CONTRIBUTOR:

Oneka LaBennett

AFFILIATION:

TITLE:

Associate Professor

DEPARTMENT:

Africana Studies

INSTITUTION:

Cornell University

BIOGRAPHY:

Oneka LaBennett is Associate Professor of Africana Studies at Cornell University, where she is a member of the Field in the Department of Anthropology and in the Feminist, Gender and Sexuality Studies Program. She is also affiliated with Cornell's Latino Studies and American Studies Programs. She received her Ph.D. in Social Anthropology from Harvard University in 2002, and her B.A. in Sociology and Anthropology from Wesleyan University in 1994. Her research and teaching interests include popular youth culture; race, gender and consumption; urban anthropology; transnationalism and African Diaspora; and Caribbean migration.

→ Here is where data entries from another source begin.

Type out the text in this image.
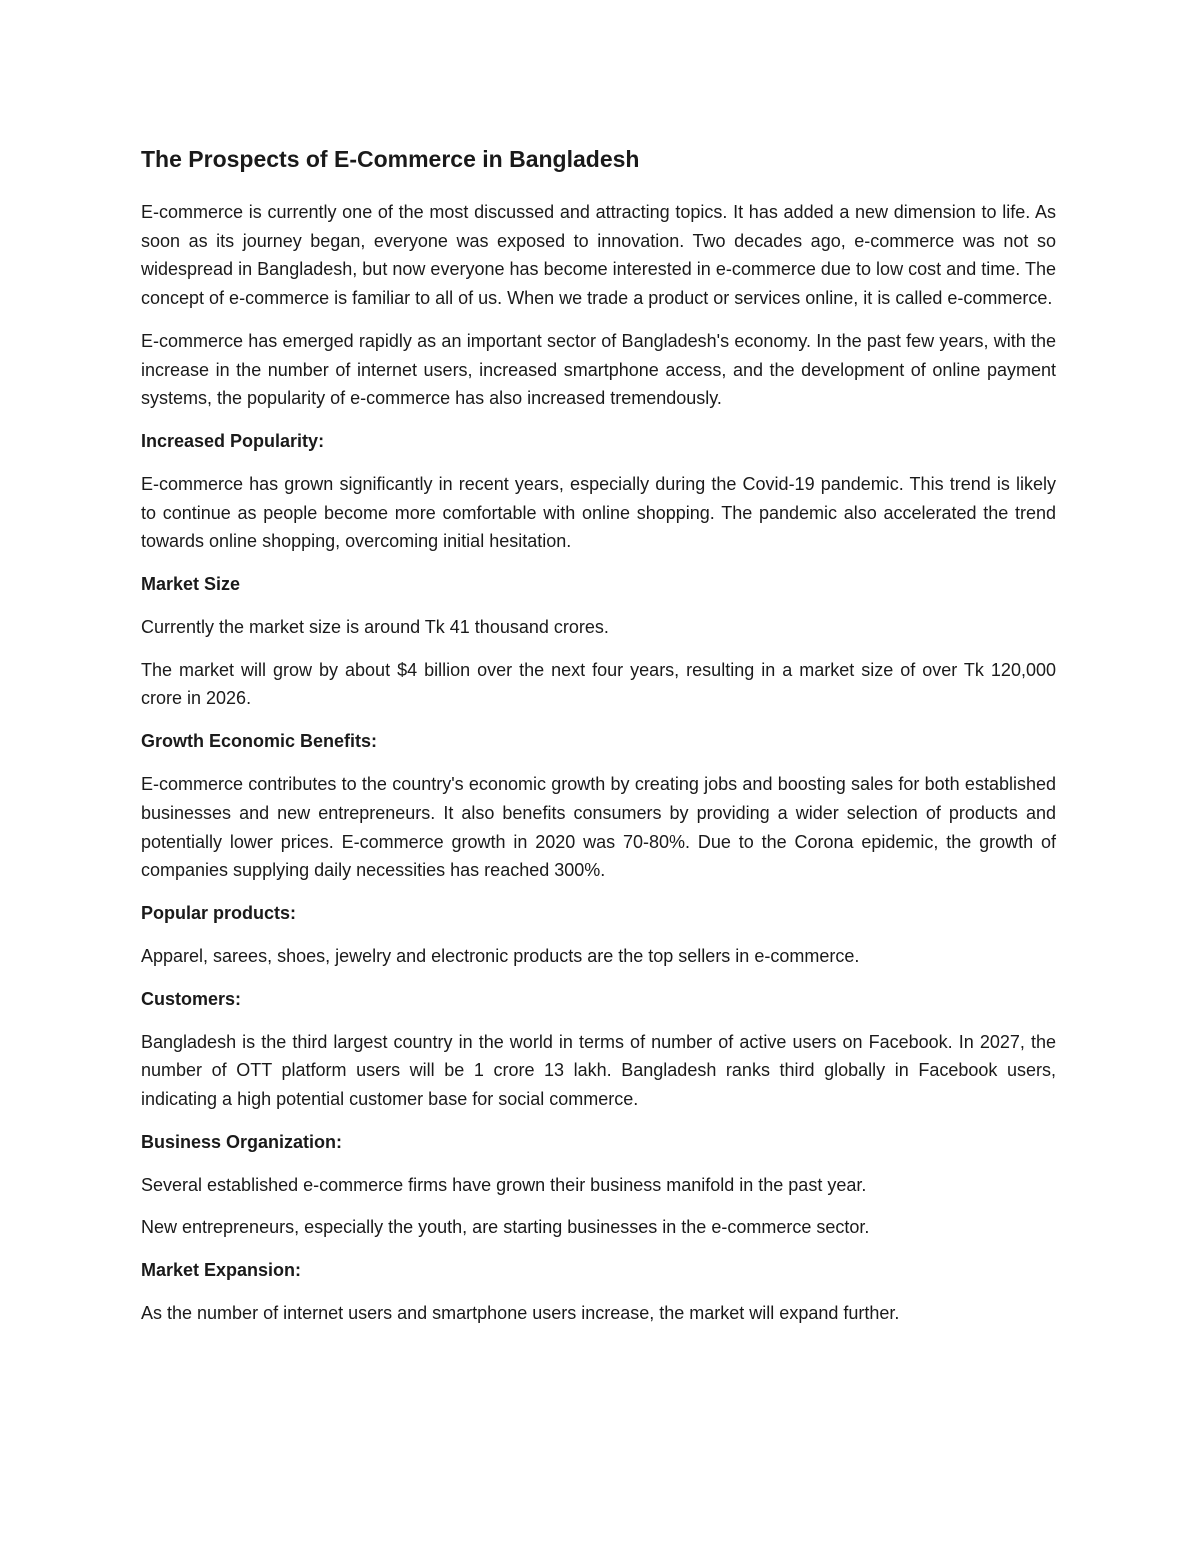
The Prospects of E-Commerce in Bangladesh

E-commerce is currently one of the most discussed and attracting topics. It has added a new dimension to life. As soon as its journey began, everyone was exposed to innovation. Two decades ago, e-commerce was not so widespread in Bangladesh, but now everyone has become interested in e-commerce due to low cost and time. The concept of e-commerce is familiar to all of us. When we trade a product or services online, it is called e-commerce.

E-commerce has emerged rapidly as an important sector of Bangladesh's economy. In the past few years, with the increase in the number of internet users, increased smartphone access, and the development of online payment systems, the popularity of e-commerce has also increased tremendously.

Increased Popularity:

E-commerce has grown significantly in recent years, especially during the Covid-19 pandemic. This trend is likely to continue as people become more comfortable with online shopping. The pandemic also accelerated the trend towards online shopping, overcoming initial hesitation.

Market Size

Currently the market size is around Tk 41 thousand crores.

The market will grow by about $4 billion over the next four years, resulting in a market size of over Tk 120,000 crore in 2026.

Growth Economic Benefits:

E-commerce contributes to the country's economic growth by creating jobs and boosting sales for both established businesses and new entrepreneurs. It also benefits consumers by providing a wider selection of products and potentially lower prices. E-commerce growth in 2020 was 70-80%. Due to the Corona epidemic, the growth of companies supplying daily necessities has reached 300%.

Popular products:

Apparel, sarees, shoes, jewelry and electronic products are the top sellers in e-commerce.

Customers:

Bangladesh is the third largest country in the world in terms of number of active users on Facebook. In 2027, the number of OTT platform users will be 1 crore 13 lakh. Bangladesh ranks third globally in Facebook users, indicating a high potential customer base for social commerce.

Business Organization:

Several established e-commerce firms have grown their business manifold in the past year.

New entrepreneurs, especially the youth, are starting businesses in the e-commerce sector.

Market Expansion:

As the number of internet users and smartphone users increase, the market will expand further.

LaBennett is the author of She's Mad Real: Popular Culture and West Indian Girls in Brooklyn (New York University Press, 2011), and co-editor of Racial Formation in the Twenty-First Century (University of California Press, 2012). Previously LaBennett served as Director of American Studies and Research Director of the Bronx African American History Project at Fordham University. She is currently working on a manuscript entitled, Global Black Feminisms: Writing Art, Reading Hip Hop, and Hearing Fiction.